1. Static context injection (the original tool)

Reads .md files in your project and injects them into prompts before they go to the AI.

prompt-guard init                                # creates PROJECT.md + CONTEXT.md templates
prompt-guard check "refactor the auth system"    # flags missing files/tests/criteria
prompt-guard enhance "refactor the auth system"  # outputs an enriched prompt

2. Corpus-grounded clarification (new in v0.2)

Ingests your past conversations from Claude Code and Cowork, builds a local SQLite corpus, and uses Claude Sonnet 4.6 to propose clarifying questions grounded in your past prompts when you're about to send a new vague one.

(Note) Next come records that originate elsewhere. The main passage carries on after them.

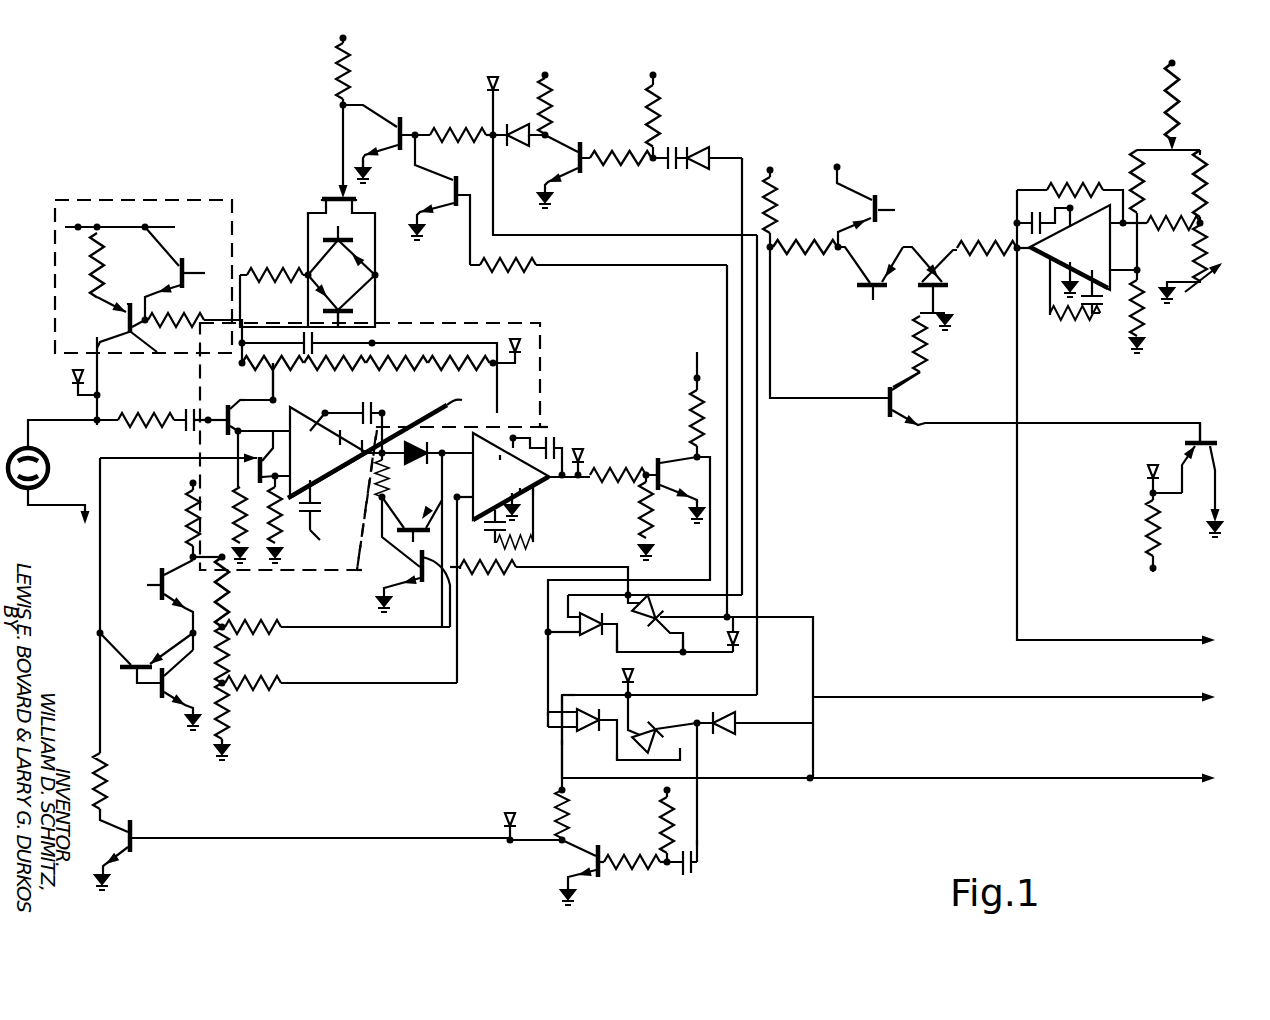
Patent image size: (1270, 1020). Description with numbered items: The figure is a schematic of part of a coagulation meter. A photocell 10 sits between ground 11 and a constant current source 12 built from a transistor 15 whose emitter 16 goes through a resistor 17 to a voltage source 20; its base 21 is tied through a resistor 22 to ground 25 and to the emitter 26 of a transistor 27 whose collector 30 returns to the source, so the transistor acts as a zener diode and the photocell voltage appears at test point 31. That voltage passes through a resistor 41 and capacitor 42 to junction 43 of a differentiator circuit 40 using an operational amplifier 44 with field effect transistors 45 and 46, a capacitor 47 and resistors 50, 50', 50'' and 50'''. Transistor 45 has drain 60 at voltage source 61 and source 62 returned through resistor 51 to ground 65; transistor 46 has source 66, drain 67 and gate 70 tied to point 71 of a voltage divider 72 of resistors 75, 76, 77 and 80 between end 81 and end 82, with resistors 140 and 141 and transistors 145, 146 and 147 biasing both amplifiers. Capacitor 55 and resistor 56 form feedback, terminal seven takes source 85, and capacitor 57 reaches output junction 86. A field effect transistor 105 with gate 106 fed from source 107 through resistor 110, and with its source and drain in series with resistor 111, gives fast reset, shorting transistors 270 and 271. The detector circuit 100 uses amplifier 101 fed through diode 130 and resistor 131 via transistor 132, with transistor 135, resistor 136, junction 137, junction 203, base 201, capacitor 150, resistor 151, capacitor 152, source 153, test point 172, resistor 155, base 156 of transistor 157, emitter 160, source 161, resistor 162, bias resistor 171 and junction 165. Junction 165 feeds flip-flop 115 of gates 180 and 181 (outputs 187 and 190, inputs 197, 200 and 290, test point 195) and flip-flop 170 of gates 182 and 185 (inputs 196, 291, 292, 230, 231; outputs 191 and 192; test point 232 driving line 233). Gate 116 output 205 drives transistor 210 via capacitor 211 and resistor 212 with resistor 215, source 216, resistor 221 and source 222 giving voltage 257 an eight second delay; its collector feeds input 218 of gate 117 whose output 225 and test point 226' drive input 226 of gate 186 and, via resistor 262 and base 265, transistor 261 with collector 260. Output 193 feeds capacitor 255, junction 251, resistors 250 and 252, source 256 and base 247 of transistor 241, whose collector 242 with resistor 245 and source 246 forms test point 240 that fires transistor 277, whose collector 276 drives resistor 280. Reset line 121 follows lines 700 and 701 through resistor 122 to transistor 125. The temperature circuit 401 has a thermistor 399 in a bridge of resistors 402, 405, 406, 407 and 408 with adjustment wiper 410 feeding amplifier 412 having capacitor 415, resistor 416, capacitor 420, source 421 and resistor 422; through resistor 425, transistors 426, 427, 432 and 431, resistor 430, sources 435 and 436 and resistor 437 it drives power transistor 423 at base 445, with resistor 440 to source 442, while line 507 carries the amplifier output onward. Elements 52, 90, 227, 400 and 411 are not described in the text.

The photocell 10 is at (49, 457).
The ground 11 is at (82, 523).
The constant current source 12 is at (120, 196).
The transistor 15 is at (108, 322).
The emitter 16 is at (128, 303).
The resistor 17 is at (95, 255).
The voltage source 20 is at (78, 225).
The base 21 is at (157, 354).
The resistor 22 is at (170, 316).
The ground 25 is at (232, 340).
The emitter 26 is at (178, 262).
The transistor 27 is at (210, 255).
The collector 30 is at (185, 255).
The test point 31 is at (72, 372).
The differentiator circuit 40 is at (552, 338).
The resistor 41 is at (548, 313).
The capacitor 42 is at (210, 410).
The junction 43 is at (172, 432).
The operational amplifier 44 is at (327, 410).
The field effect transistor 45 is at (234, 402).
The field effect transistor 46 is at (200, 462).
The capacitor 47 is at (318, 350).
The resistor 50 is at (288, 373).
The resistor 50' is at (341, 373).
The resistor 50'' is at (397, 374).
The resistor 50''' is at (462, 373).
The resistor 51 is at (270, 548).
The lead 52 is at (318, 542).
The capacitor 55 is at (307, 526).
The resistor 56 is at (343, 572).
The capacitor 57 is at (367, 444).
The drain 60 is at (236, 417).
The voltage source 61 is at (274, 395).
The source 62 is at (206, 425).
The ground 65 is at (238, 594).
The source 66 is at (310, 455).
The drain 67 is at (266, 455).
The gate 70 is at (252, 497).
The intermediate point 71 is at (190, 553).
The voltage divider 72 is at (242, 728).
The resistor 75 is at (190, 518).
The resistor 76 is at (208, 607).
The resistor 77 is at (226, 655).
The resistor 80 is at (228, 715).
The end of voltage divider 81 is at (190, 483).
The end of voltage divider 82 is at (230, 754).
The constant voltage source 85 is at (368, 402).
The output junction 86 is at (460, 401).
The conductor 90 is at (102, 522).
The stop detector circuit 100 is at (528, 440).
The operational amplifier 101 is at (548, 480).
The field effect transistor 105 is at (368, 196).
The gate 106 is at (322, 196).
The constant voltage source 107 is at (374, 43).
The resistor 110 is at (370, 76).
The resistor 111 is at (262, 272).
The flip-flop circuit 115 is at (540, 647).
The gate 116 is at (715, 145).
The gate 117 is at (523, 122).
The line 121 is at (1140, 777).
The resistor 122 is at (520, 262).
The transistor 125 is at (441, 222).
The diode 130 is at (425, 462).
The resistor 131 is at (388, 495).
The transistor 132 is at (430, 516).
The transistor 135 is at (412, 592).
The resistor 136 is at (518, 568).
The junction 137 is at (650, 595).
The resistor 140 is at (270, 630).
The resistor 141 is at (282, 680).
The transistor 145 is at (140, 592).
The transistor 146 is at (112, 653).
The transistor 147 is at (160, 712).
The capacitor 150 is at (590, 505).
The resistor 151 is at (515, 530).
The capacitor 152 is at (556, 436).
The constant voltage source 153 is at (523, 430).
The resistor 155 is at (606, 458).
The base 156 is at (650, 455).
The transistor 157 is at (672, 502).
The emitter 160 is at (680, 489).
The constant voltage source 161 is at (697, 370).
The resistor 162 is at (695, 405).
The junction 165 is at (546, 630).
The flip-flop circuit 170 is at (540, 733).
The bias resistor 171 is at (640, 510).
The test point 172 is at (583, 448).
The gate 180 is at (590, 642).
The gate 181 is at (655, 645).
The gate 182 is at (612, 745).
The gate 185 is at (655, 725).
The gate 186 is at (737, 735).
The output terminal 187 is at (656, 626).
The output terminal 190 is at (655, 623).
The output terminal 191 is at (614, 728).
The output terminal 192 is at (659, 741).
The output terminal 193 is at (700, 790).
The test point 195 is at (768, 617).
The input terminal 196 is at (545, 712).
The input 197 is at (730, 632).
The input terminal 200 is at (758, 560).
The base 201 is at (457, 630).
The junction 203 is at (377, 430).
The output terminal 205 is at (690, 145).
The transistor 210 is at (568, 133).
The capacitor 211 is at (684, 145).
The resistor 212 is at (608, 152).
The resistor 215 is at (668, 140).
The constant voltage source 216 is at (652, 72).
The input pin 218 is at (535, 140).
The resistor 221 is at (552, 95).
The constant voltage source 222 is at (550, 72).
The output pin 225 is at (512, 120).
The input pin 226 is at (779, 711).
The test point 226' is at (461, 98).
The conductor 227 is at (625, 235).
The input terminal 230 is at (647, 798).
The input 231 is at (690, 718).
The test point 232 is at (622, 680).
The line 233 is at (835, 697).
The test point 240 is at (505, 818).
The transistor 241 is at (555, 873).
The collector 242 is at (558, 845).
The resistor 245 is at (568, 815).
The constant voltage source 246 is at (558, 792).
The base 247 is at (603, 870).
The resistor 250 is at (660, 868).
The junction 251 is at (650, 855).
The resistor 252 is at (675, 840).
The capacitor 255 is at (700, 862).
The constant voltage source 256 is at (700, 830).
The voltage 257 is at (580, 170).
The collector 260 is at (372, 115).
The transistor 261 is at (415, 130).
The resistor 262 is at (445, 128).
The base 265 is at (395, 160).
The transistor 270 is at (362, 258).
The transistor 271 is at (360, 298).
The collector 276 is at (110, 812).
The transistor 277 is at (148, 826).
The resistor 280 is at (108, 765).
The input 290 is at (485, 570).
The input 291 is at (560, 698).
The input terminal 292 is at (560, 745).
The thermistor 399 is at (1222, 270).
The operational amplifier 400 is at (1078, 251).
The circuit 401 is at (1208, 148).
The resistor 402 is at (1205, 195).
The resistor 405 is at (1180, 140).
The resistor 406 is at (1142, 190).
The resistor 407 is at (1142, 312).
The resistor 408 is at (1215, 240).
The adjustment wiper 410 is at (1170, 140).
The supply terminal 411 is at (1175, 60).
The operational amplifier 412 is at (1065, 348).
The capacitor 415 is at (1098, 315).
The resistor 416 is at (1058, 320).
The capacitor 420 is at (1020, 218).
The constant voltage source 421 is at (1065, 206).
The resistor 422 is at (1072, 201).
The power transistor 423 is at (1205, 425).
The resistor 425 is at (978, 262).
The transistor 426 is at (928, 248).
The transistor 427 is at (884, 258).
The resistor 430 is at (800, 255).
The transistor 431 is at (888, 380).
The transistor 432 is at (860, 185).
The constant voltage source 435 is at (840, 165).
The constant voltage source 436 is at (772, 167).
The resistor 437 is at (778, 200).
The resistor 440 is at (1148, 535).
The constant voltage source 442 is at (1155, 572).
The base 445 is at (1212, 440).
The input line 507 is at (1165, 640).
The line 700 is at (815, 632).
The line 701 is at (760, 510).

prompt-guard ingest --source all                 # parses ~/.claude/projects + ~/Library/.../local-agent-mode-sessions
prompt-guard corpus stats                        # sanity-check the ingested data
prompt-guard learn "refactor the auth handler"

Example output (synthetic — illustrative of the format):

PROMPT: "refactor the auth handler"

2 clarifying questions grounded in your corpus

Q1 [file-scope, conf=0.91]
  Which auth handler — `src/auth/login.ts` (the JWT flow from the OAuth migration),
  `src/middleware/auth-check.ts` (the bearer-token verifier), or somewhere else?
  Grounded in:
    • past prompt id=4231: "migrate src/auth/login.ts from session cookies to JWT
      with 24h expiry. Don't break the /api/v1/auth response shape..."
    • past prompt id=4502: "add bearer-token check to src/middleware/auth-check.ts
      for the new /api/v2 routes"

Q2 [success-criteria, conf=0.84]
  Goal: extract shared logic into a helper, swap to a new library
  (like the move from `jsonwebtoken` to `jose` you started in turn 891), or fix a
  specific bug?
  Grounded in:
    • past prompt id=5187: "swap our auth from jsonwebtoken to jose — the old lib
      has CVE-2024-... and isn't getting patched"

How it works

The corpus-grounded path is a six-stage pipeline:

  1. Ingest — parses Claude Code JSONL and Cowork audit logs into ~/.prompt-guard/corpus.db, applies hygiene filters (scheduled-task auto-runs excluded, tool-result envelopes filtered out, replay duplicates consolidated).
  2. Tag — heuristic regex tags (files, tests, criteria, constraints, local-env, shape, ui) on every user prompt for retrieval and labeling.
  3. Extract — rule-based extractor finds prompt pairs where the second user message clarified the first; LLM extractor (Sonnet 4.6) reviews and refines.
  4. Hand-label — interactive TUI for marking a gold subset. The hand-labeled set is the eval-harness ground truth.
  5. Retrieve — BM25 over SQLite FTS5, project-scoped with global fallback, synthetic-prompt filter at retrieval time.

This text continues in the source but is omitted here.